Jangan lupa di tunggu kritik dan sarannya yaaa :D

*peluk dan cium dari indrii*

Dave POV

                Aku memandang Mike dengan serius. Tidak ada angin, tidak ada hujan, tiba-tiba saja Mike ingin bertemu dengnku siang ini. Rasa penasaranku semakin bertambah ketika Mike memintaku untuk menyembunyikan pertemua kami pada Karin.

                “Aku tidak mengira Karin akan menceritakan masalah Raffa padamu.” Aku mengerutkan kening mendengar nada suara Mike yang terdengar... marah? Well, aku bisa mengerti, mungkin saja dia masih tidak bisa memaafkan Raffa yang sengaja menggunakan Karin untuk melakukan niat jahatnya. Jangankan Mike yang mengenal Raffa, aku saja yang hanya mendengar cerita dari Karin ingin sekali menggantung kepala pria itu.

                “Mungkin karena dia percaya padaku?” Entah mengapa, aku ingin menunjukkan pada pria di hadapanku ini bahwa hubunganku dengan Karin bukan hanya sebatas teman sekarang. Ada sebuah ikatan yang membelengu kami berdua.

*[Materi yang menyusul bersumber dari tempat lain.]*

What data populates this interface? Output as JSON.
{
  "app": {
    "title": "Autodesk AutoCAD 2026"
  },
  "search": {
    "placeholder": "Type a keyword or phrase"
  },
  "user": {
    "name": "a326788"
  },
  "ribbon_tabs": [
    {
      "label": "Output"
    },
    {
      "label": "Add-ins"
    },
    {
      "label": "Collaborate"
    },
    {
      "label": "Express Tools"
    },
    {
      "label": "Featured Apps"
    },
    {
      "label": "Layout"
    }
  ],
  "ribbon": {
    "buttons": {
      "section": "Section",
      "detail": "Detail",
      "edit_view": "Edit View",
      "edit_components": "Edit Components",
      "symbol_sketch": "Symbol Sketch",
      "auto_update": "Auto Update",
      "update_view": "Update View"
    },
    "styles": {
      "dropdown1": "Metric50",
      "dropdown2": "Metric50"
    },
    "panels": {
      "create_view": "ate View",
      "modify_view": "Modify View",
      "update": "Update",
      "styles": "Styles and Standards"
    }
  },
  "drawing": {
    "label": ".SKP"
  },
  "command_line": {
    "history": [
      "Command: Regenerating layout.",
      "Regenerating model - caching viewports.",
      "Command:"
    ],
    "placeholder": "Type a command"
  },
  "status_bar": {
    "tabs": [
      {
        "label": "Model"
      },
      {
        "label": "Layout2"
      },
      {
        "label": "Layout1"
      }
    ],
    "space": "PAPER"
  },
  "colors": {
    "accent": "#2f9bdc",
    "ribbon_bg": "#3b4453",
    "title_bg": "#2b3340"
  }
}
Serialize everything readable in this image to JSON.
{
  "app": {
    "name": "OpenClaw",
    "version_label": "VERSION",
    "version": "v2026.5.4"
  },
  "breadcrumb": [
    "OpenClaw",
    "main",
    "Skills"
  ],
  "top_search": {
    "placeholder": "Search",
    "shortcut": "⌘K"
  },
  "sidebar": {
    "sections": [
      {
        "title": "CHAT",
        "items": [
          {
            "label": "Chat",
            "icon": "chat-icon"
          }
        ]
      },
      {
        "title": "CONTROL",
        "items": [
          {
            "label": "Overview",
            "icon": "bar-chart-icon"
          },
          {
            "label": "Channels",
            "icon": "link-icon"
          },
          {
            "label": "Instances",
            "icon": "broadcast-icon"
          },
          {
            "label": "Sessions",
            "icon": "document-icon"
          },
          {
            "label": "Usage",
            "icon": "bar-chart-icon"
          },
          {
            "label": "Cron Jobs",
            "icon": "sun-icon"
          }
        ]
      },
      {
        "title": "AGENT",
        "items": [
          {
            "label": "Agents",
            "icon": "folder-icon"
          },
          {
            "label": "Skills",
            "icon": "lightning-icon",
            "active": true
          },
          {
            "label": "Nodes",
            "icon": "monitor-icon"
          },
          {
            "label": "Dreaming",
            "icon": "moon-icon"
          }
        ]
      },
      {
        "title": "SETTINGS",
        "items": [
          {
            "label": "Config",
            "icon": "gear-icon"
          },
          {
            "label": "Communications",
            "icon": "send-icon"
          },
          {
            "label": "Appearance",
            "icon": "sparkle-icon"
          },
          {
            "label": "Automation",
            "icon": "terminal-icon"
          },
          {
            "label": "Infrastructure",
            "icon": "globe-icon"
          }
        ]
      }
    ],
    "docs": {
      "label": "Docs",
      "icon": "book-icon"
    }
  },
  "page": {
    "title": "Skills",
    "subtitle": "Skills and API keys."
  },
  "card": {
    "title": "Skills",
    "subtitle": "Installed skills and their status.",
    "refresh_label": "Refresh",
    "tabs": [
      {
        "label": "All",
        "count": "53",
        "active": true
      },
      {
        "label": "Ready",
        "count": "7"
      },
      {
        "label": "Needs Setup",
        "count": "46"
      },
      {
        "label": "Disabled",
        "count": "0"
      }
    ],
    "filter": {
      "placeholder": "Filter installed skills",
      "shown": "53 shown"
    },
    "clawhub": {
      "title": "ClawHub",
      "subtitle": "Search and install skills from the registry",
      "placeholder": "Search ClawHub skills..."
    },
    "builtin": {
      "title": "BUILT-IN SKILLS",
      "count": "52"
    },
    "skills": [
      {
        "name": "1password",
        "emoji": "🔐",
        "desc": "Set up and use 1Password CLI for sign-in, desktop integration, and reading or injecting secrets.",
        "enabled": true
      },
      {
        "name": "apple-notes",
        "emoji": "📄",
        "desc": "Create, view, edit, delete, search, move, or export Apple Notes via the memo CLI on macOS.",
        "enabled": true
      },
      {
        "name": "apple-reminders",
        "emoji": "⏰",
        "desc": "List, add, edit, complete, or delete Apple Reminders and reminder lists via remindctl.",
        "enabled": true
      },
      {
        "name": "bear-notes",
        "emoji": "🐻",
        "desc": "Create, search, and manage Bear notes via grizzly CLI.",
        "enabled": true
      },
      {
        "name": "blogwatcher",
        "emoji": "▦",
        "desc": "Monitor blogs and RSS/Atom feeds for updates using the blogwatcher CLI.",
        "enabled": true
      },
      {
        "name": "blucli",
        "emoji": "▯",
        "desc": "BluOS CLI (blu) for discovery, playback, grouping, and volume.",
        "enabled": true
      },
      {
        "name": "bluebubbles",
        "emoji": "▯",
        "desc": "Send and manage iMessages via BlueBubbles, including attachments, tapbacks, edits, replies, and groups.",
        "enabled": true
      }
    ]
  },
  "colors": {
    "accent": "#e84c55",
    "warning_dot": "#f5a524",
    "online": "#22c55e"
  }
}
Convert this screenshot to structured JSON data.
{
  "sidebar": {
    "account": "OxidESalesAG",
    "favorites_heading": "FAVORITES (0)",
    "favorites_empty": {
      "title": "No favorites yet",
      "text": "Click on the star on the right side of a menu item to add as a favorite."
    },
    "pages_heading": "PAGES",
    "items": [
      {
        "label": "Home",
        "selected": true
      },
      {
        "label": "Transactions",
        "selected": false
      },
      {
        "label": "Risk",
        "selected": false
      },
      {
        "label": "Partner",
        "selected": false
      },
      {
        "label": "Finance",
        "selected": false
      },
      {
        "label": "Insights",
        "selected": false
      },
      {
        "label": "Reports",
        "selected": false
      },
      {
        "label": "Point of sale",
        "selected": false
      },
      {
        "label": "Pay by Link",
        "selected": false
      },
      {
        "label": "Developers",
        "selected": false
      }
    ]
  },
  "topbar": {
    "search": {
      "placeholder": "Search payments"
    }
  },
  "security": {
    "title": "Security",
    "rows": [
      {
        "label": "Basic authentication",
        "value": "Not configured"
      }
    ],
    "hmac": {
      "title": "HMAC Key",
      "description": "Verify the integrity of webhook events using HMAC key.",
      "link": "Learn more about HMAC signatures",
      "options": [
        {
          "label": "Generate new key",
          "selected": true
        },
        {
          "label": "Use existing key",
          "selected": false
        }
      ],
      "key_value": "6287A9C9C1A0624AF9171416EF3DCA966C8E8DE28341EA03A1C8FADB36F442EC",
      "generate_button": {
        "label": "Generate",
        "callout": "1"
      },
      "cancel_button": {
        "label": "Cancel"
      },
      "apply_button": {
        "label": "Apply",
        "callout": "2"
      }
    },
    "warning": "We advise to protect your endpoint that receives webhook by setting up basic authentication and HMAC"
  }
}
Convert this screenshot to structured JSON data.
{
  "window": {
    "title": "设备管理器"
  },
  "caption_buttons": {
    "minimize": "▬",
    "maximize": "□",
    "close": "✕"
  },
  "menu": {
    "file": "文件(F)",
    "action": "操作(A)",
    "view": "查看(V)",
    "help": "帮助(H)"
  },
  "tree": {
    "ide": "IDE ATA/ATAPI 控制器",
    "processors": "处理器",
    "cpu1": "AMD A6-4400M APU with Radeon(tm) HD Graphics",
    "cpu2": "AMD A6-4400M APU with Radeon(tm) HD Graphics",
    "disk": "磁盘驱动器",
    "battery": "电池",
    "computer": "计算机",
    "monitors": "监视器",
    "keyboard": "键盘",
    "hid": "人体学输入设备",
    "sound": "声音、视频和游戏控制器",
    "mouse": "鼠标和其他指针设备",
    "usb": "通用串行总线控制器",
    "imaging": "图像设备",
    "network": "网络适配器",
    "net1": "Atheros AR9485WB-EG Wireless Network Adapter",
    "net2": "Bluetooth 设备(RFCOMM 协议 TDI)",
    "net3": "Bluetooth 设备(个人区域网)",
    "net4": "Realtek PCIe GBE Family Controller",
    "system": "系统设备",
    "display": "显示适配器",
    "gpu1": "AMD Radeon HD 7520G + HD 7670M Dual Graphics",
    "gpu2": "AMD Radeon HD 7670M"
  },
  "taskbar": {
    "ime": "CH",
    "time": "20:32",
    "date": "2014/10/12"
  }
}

                “Dave, aku ingin bertanya satu hal padamu.” Aku merasakan sesuatu yang tidak beres ketika menyadari nada suara Mike yang semalin lama semakin terdengar serius.

                “Bertanya apa?”

                “Apa kamu mencintai Karin?” Dari beribu-ribu pertanyaan yang ada, aku tidak menyangka Mike akan menanyakan hal itu. Sepertinya tidak ada salahnya mengakui perasaanku pada Karin di depan Mike. Toh, itu sama sekali tidak merugikanku.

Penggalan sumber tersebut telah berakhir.